Speaking of reaching out for help, are male victims less likely to seek help because they are afraid of being shunned?
Absolutely! Let’s face it men don’t even want to ask for directions! But when it comes to asking for help and support it’s even worse. There is a big fear of stigma, because one of the things we have to fight is the Vampire Myth . When a man comes forward and says he was sexually abused, especially as a child, more often than not there will be suspicions about whether or not he will go on and do that to others. The perception persists because we know that most people who do perpetrate were at some point abused or violated themselves, but the vast majority of survivors don’t become abusers themselves, but the perception persists. This is a prejudice we don’t apply to female survivors, and it actually greatly impacts the likelihood that a man will come forward and get the help he needs to heal because there can oftentimes be significant, negative consequences to his doing so.

What are the forms that abuse can take?
There is confusion about just what constitutes sexual abuse and sexual violence. We think if somebody was sexually abused, then somebody had sex with them. But sexual violence is a crime of power, not really a crime of sexuality.

There’s a whole spectrum of sexual violence: it might involve rape in its most severe form, true violation. In my case, though, before there was molestation I remember the man who abused me took pictures of me in my underwear. You can have coercion, taunting, teasing, and bullying in severe forms. You can have hazing and rituals of a locker room mindset that goes beyond what the folks at Penn State thought was “healthy horseplay” at Penn State. Sexual abuse and violence can involve actual penetration of the body, of course, but it isn’t limited to that.

It all goes back to violations of power. For a survivor this means their own ability to establish healthy boundaries, and to protect themselves, is stripped away.

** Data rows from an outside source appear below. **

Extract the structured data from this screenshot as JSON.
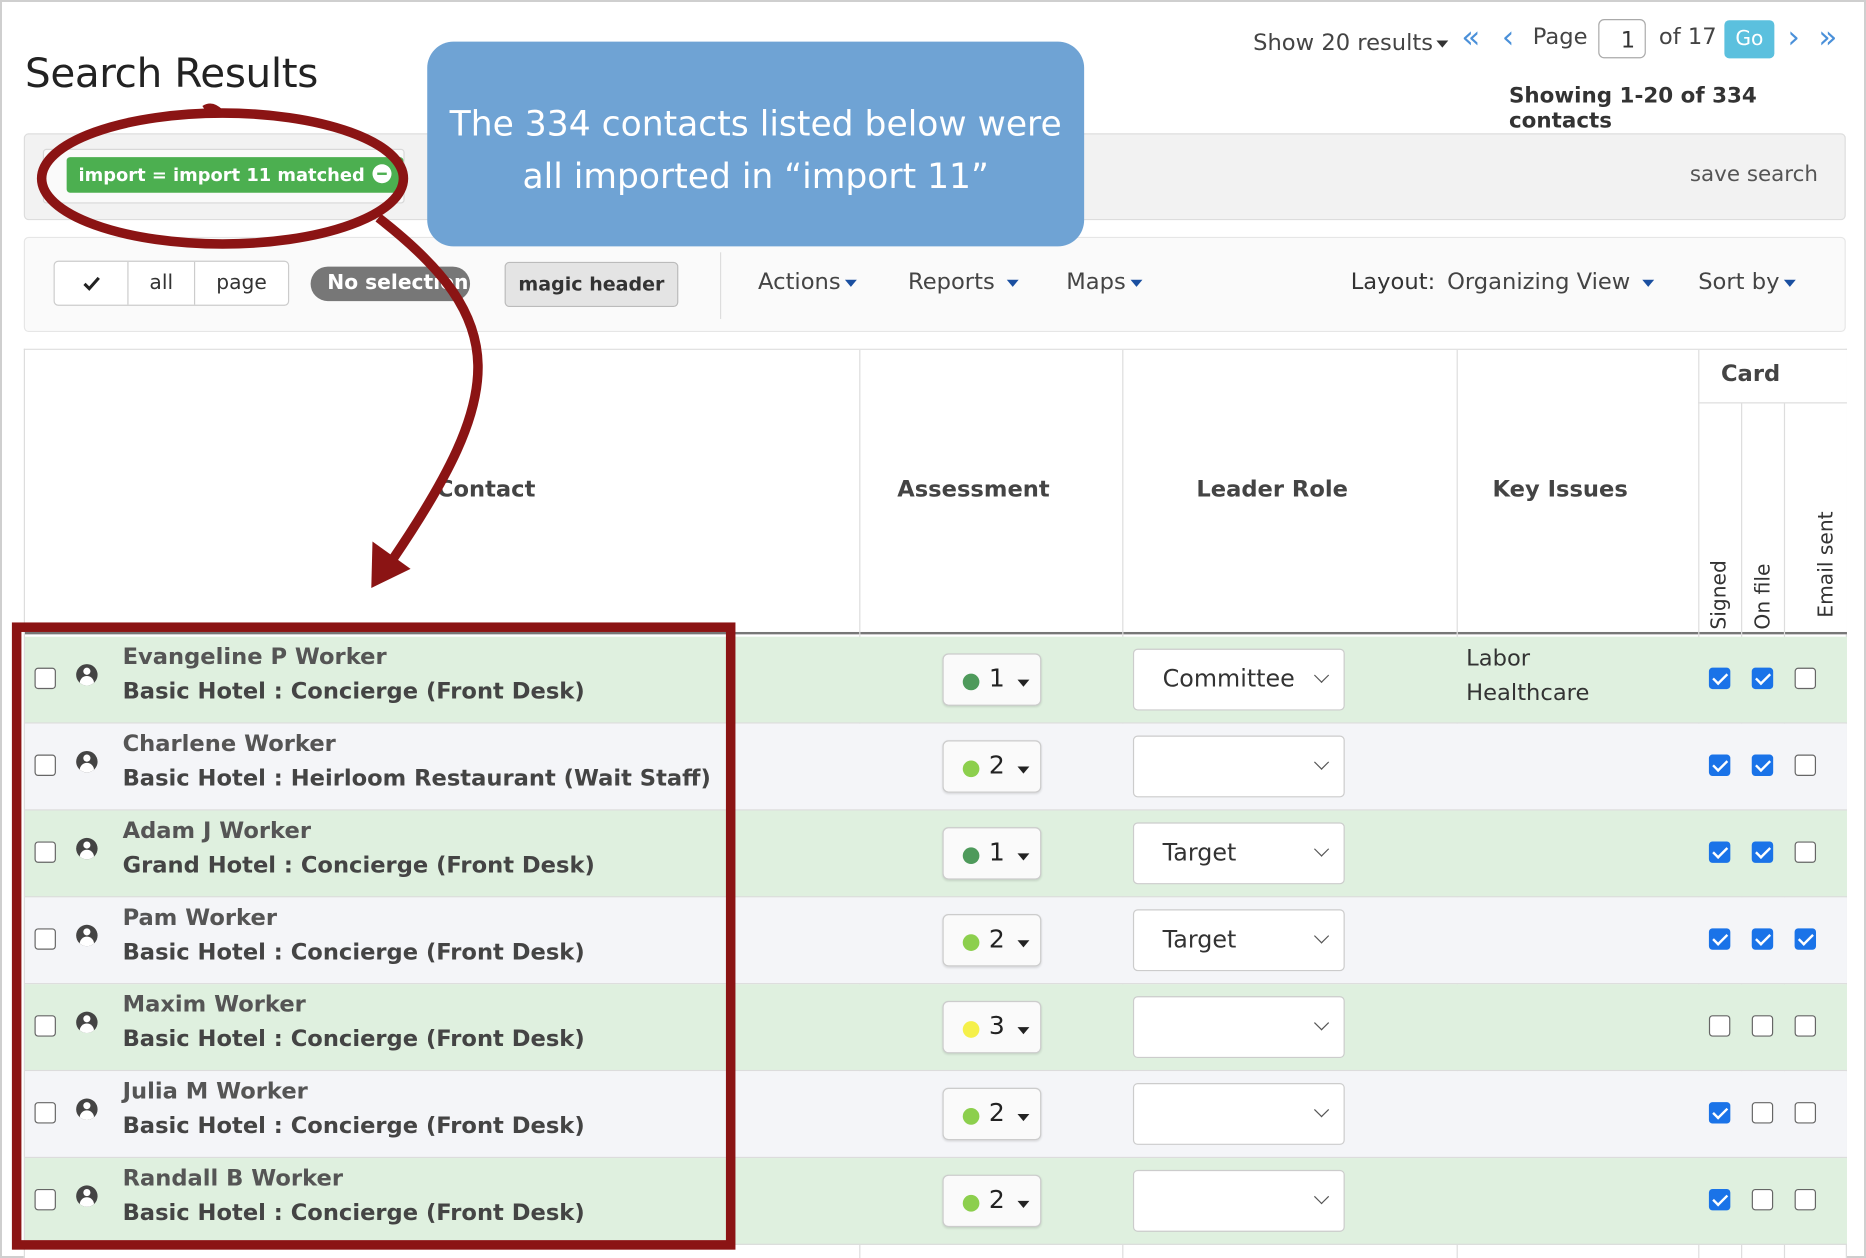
{
  "page": {
    "title": "Search Results"
  },
  "pagination": {
    "show_label": "Show 20 results",
    "page_label": "Page",
    "current_page": "1",
    "of_label": "of 17",
    "go_label": "Go",
    "showing_label": "Showing 1-20 of 334 contacts"
  },
  "filter": {
    "tag_label": "import = import 11 matched",
    "save_label": "save search"
  },
  "toolbar": {
    "check_icon": "check-icon",
    "all_label": "all",
    "page_label": "page",
    "no_selection_label": "No selection",
    "magic_header_label": "magic header",
    "actions_label": "Actions",
    "reports_label": "Reports",
    "maps_label": "Maps",
    "layout_label": "Layout:",
    "layout_value": "Organizing View",
    "sort_label": "Sort by"
  },
  "table": {
    "headers": {
      "contact": "Contact",
      "assessment": "Assessment",
      "leader_role": "Leader Role",
      "key_issues": "Key Issues",
      "card": "Card",
      "signed": "Signed",
      "on_file": "On file",
      "email_sent": "Email sent"
    },
    "rows": [
      {
        "name": "Evangeline P Worker",
        "detail": "Basic Hotel : Concierge (Front Desk)",
        "assessment": "1",
        "leader_role": "Committee",
        "key_issues": [
          "Labor",
          "Healthcare"
        ],
        "signed": true,
        "on_file": true,
        "email_sent": false
      },
      {
        "name": "Charlene Worker",
        "detail": "Basic Hotel : Heirloom Restaurant (Wait Staff)",
        "assessment": "2",
        "leader_role": "",
        "key_issues": [],
        "signed": true,
        "on_file": true,
        "email_sent": false
      },
      {
        "name": "Adam J Worker",
        "detail": "Grand Hotel : Concierge (Front Desk)",
        "assessment": "1",
        "leader_role": "Target",
        "key_issues": [],
        "signed": true,
        "on_file": true,
        "email_sent": false
      },
      {
        "name": "Pam Worker",
        "detail": "Basic Hotel : Concierge (Front Desk)",
        "assessment": "2",
        "leader_role": "Target",
        "key_issues": [],
        "signed": true,
        "on_file": true,
        "email_sent": true
      },
      {
        "name": "Maxim Worker",
        "detail": "Basic Hotel : Concierge (Front Desk)",
        "assessment": "3",
        "leader_role": "",
        "key_issues": [],
        "signed": false,
        "on_file": false,
        "email_sent": false
      },
      {
        "name": "Julia M Worker",
        "detail": "Basic Hotel : Concierge (Front Desk)",
        "assessment": "2",
        "leader_role": "",
        "key_issues": [],
        "signed": true,
        "on_file": false,
        "email_sent": false
      },
      {
        "name": "Randall B Worker",
        "detail": "Basic Hotel : Concierge (Front Desk)",
        "assessment": "2",
        "leader_role": "",
        "key_issues": [],
        "signed": true,
        "on_file": false,
        "email_sent": false
      }
    ]
  },
  "annotation": {
    "callout_line1": "The 334 contacts listed below were",
    "callout_line2": "all imported in “import 11”"
  },
  "colors": {
    "assessment_1": "#4e9a5b",
    "assessment_2": "#8ccf4d",
    "assessment_3": "#f5f04a",
    "row_green": "#dff0df",
    "row_gray": "#f4f5f8",
    "annotation_red": "#8b1414",
    "callout_blue": "#6fa3d4",
    "tag_green": "#4caf50",
    "go_button": "#5bc0de",
    "link_blue": "#4a90d9"
  }
}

Their ability to protect themselves is stripped away. Does that make them susceptible to additional abuse?
Absolutely. Survivors struggle with far higher rates of depression, anxiety, substance abuse, even suicidal thoughts. People struggling with all those issues and who don’t know it wasn’t their fault; who don’t know there are people and places to where they can go for help to deal with these terrible vulnerabilities and sense of shame, are very vulnerable to further harms. They are vulnerable to further harms because they don’t really know how to establish healthy boundaries, they don’t always know how to say “no.”

Do you think the Penn State abuse scandal will change anything?
What the Sandusky scandal and trial has done—in a big way—is to bring the sexual abuse of males to the light; it’s no longer just an isolated, uncomfortable, weird story that happens in dark corners. It’s taken away the perception that it’s all just a weird guy hanging around the playground.
What we now understand is that abuse is happening with shocking frequency to both boys and girls: it’s happening in the house down the street, the classroom, the locker room. Penn State has turned the topic from something taboo to one where we can understand what’s wrong with society. Football is another form of religion, and this allowed us to talk about this topic in a much different way. ESPN is reporting on this; think of the people who don’t get their news from other places but who saw this story. It’s forcing us as a culture to address this topic.